X is a young adult, not technically a child, but the Judge was quite right, in my judgment, to regard him as akin to a child, given his significant vulnerabilities, and the case law well recognises the need to have the interests of children in mind.
I therefore accept Ms Stockdale’s submission that the Judge was wrong to conclude as he did at [67] that while the impact of extradition on X would be inevitable and may be significant, it was not exceptionally severe. A fairer assessment of the evidence is that, given the history of X’s mental health difficulties and his present extensive reliance on his father for support, it would be.
In my judgment, the scenario in this case chimes with the sorts of cases described by Lord Phillips in the passage from Norris which I have quoted, in that the appellant has “sole responsibility for an incapacitated family member”. As His Lordship said, the effect of extradition on an innocent member of the extraditee’s family can be a particularly cogent consideration.
Although Jay J made the observations he did regarding the Judge’s assessment of the seriousness of the offence, Mr Dolan accepted that if I concluded that the Judge had erred in the approach to the expert evidence, it was appropriate to look at the other issues in the round, because not to do so would be artificial.
I turn, then, to consider whether this was an offence of, and again I quote Lord Phillips in Norris, “no great gravity”. This was an offence, as the Judge himself said, that while it may not be described as trivial, was perhaps not the most serious in the context of extradition cases. It involved no injury, loss or damage to persons or property. Applying Prusianu v Braila Court of Law (Romania) [2022] EWHC 192 (Admin); [2023] 1 WLR at [48], it was appropriate to have regard to the Sentencing Council Guidelines that would apply to an offence of this nature in this country. Having done so, I accept Ms Stockdale’s submission that it would be unlikely to meet the custody threshold.

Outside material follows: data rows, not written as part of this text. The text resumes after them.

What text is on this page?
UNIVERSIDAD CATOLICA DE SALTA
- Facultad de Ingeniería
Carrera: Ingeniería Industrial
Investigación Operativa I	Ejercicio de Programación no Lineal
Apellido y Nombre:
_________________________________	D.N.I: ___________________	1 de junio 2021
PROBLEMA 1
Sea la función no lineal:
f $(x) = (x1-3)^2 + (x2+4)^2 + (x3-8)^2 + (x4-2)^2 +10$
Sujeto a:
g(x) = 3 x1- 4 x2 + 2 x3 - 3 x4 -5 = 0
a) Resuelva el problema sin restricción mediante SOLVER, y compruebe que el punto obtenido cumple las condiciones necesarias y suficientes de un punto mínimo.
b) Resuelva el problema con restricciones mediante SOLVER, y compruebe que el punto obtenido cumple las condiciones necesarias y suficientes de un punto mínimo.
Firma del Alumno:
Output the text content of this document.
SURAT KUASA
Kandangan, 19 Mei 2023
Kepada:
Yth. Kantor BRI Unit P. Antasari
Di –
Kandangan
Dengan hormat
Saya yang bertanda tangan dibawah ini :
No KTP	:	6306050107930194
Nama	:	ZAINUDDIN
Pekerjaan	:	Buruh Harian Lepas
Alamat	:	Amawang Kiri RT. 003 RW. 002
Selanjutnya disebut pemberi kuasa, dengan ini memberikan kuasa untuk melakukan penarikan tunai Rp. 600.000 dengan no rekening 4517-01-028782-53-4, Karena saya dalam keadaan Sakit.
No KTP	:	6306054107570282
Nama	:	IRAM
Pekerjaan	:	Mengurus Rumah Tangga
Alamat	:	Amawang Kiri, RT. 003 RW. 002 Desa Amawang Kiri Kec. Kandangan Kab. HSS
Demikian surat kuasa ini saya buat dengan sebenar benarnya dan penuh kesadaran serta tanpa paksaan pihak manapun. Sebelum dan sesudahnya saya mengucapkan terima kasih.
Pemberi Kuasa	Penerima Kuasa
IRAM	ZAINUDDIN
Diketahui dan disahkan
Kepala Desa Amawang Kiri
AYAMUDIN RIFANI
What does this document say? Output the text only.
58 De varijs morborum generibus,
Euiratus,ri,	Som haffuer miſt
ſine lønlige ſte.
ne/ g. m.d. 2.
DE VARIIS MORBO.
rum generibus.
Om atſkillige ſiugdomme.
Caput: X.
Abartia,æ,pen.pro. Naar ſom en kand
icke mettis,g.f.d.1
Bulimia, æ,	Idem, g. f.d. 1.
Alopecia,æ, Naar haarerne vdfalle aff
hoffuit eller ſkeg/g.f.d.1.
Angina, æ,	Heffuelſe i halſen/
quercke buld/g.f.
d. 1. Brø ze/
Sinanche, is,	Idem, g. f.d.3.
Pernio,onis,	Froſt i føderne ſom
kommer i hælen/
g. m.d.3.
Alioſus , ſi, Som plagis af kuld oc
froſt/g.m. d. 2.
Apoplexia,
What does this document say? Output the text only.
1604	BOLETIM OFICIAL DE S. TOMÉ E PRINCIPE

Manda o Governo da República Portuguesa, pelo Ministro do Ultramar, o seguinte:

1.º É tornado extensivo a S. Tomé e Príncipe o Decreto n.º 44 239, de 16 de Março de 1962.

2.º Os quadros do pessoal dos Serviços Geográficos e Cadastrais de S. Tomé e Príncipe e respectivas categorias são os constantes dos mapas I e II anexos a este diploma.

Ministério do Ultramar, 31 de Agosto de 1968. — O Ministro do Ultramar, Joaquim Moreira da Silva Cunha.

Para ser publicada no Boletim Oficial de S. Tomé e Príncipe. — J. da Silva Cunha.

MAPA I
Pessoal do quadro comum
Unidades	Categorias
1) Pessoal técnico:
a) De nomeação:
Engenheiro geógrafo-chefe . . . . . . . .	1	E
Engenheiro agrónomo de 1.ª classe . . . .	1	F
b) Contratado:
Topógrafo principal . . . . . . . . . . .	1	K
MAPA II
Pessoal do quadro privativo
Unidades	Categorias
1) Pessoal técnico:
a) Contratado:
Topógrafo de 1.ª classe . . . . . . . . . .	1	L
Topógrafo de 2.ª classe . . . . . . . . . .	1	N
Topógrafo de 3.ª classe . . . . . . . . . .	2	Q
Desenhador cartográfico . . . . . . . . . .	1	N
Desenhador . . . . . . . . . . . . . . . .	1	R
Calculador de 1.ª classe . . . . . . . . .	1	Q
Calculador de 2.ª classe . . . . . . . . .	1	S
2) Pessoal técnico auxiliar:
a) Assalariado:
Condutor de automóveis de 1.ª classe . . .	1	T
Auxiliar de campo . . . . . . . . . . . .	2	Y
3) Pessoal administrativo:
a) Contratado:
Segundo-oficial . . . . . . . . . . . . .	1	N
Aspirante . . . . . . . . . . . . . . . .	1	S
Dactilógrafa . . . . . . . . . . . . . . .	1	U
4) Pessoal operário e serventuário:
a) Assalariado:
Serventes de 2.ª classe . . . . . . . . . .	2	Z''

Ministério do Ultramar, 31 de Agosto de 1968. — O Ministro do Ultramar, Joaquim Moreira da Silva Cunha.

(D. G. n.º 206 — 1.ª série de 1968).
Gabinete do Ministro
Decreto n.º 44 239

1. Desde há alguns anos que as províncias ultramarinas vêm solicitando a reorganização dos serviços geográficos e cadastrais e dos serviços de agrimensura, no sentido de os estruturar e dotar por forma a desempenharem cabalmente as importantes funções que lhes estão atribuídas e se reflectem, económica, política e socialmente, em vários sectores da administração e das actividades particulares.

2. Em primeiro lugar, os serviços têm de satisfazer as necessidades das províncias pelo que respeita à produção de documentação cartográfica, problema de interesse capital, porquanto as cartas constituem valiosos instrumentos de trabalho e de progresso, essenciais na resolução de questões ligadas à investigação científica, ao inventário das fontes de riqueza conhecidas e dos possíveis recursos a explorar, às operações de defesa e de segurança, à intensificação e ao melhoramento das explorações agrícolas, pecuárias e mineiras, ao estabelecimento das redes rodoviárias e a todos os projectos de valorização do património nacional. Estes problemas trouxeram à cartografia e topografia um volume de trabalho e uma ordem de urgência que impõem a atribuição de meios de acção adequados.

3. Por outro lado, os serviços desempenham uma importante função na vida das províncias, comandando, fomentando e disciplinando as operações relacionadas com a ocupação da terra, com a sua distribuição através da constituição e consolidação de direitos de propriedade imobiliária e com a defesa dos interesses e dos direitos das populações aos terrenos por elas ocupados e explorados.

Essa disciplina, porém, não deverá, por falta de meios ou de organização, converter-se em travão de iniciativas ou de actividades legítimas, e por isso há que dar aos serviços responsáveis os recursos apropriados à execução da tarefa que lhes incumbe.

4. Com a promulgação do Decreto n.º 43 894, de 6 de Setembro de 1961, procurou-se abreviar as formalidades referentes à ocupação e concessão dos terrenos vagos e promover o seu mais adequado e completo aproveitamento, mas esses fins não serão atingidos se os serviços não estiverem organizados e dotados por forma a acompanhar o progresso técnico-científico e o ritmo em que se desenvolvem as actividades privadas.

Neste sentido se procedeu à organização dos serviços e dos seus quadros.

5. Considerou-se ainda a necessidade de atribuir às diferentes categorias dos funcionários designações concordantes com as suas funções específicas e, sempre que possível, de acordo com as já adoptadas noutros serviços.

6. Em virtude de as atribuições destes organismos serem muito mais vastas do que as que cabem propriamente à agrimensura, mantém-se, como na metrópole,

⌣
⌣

The passage of time is also relevant. The extradition offence occurred on 14 December 2015, over 7½ years ago. Ms Stockdale highlighted a period of 21 months’ delay, between 30 June 2017 (when the appellant breached the term of the suspended sentence) and 18 March 2019 (when the sentence was activated). There was then a further 2½ year delay between 2 April 2019 (when the decision was finalised and the prison execution warrant issued) and 6 October 2022 (when the arrest warrant was issued).
It is also material that the chronology indicates that the appellant complied with the probation requirements for a lengthy period before he left Romania and has now spent over 14 months on tagged curfew in England. Such a curfew was described in Prusianu at p.528 as “a real restriction on freedom of movement and autonomy”.
I therefore conclude that the Judge did err in the balancing exercise. I have had regard to the exceptionally serious consequences for X if the appellant is extradited, the nature of this offence, the delays, the elements of the sentence that have already been complied with and the curfew restrictions since then, as well as the appellant’s strong ties to the UK. As was said in HH v Deputy Prosecutor of the Italian Republic, Genoa [2022] UKSC 25 at [8], the public interest in extradition is less where the extradition offence is not serious and there has been significant delay, which is a principle that applies here.
I fully recognise, as the Judge did, that this was a difficult exercise. However, standing back, and addressing the central question set out in Celinski at [24], “Was the decision made by the District Judge the wrong decision?”, I consider that it was. I therefore allow the appeal.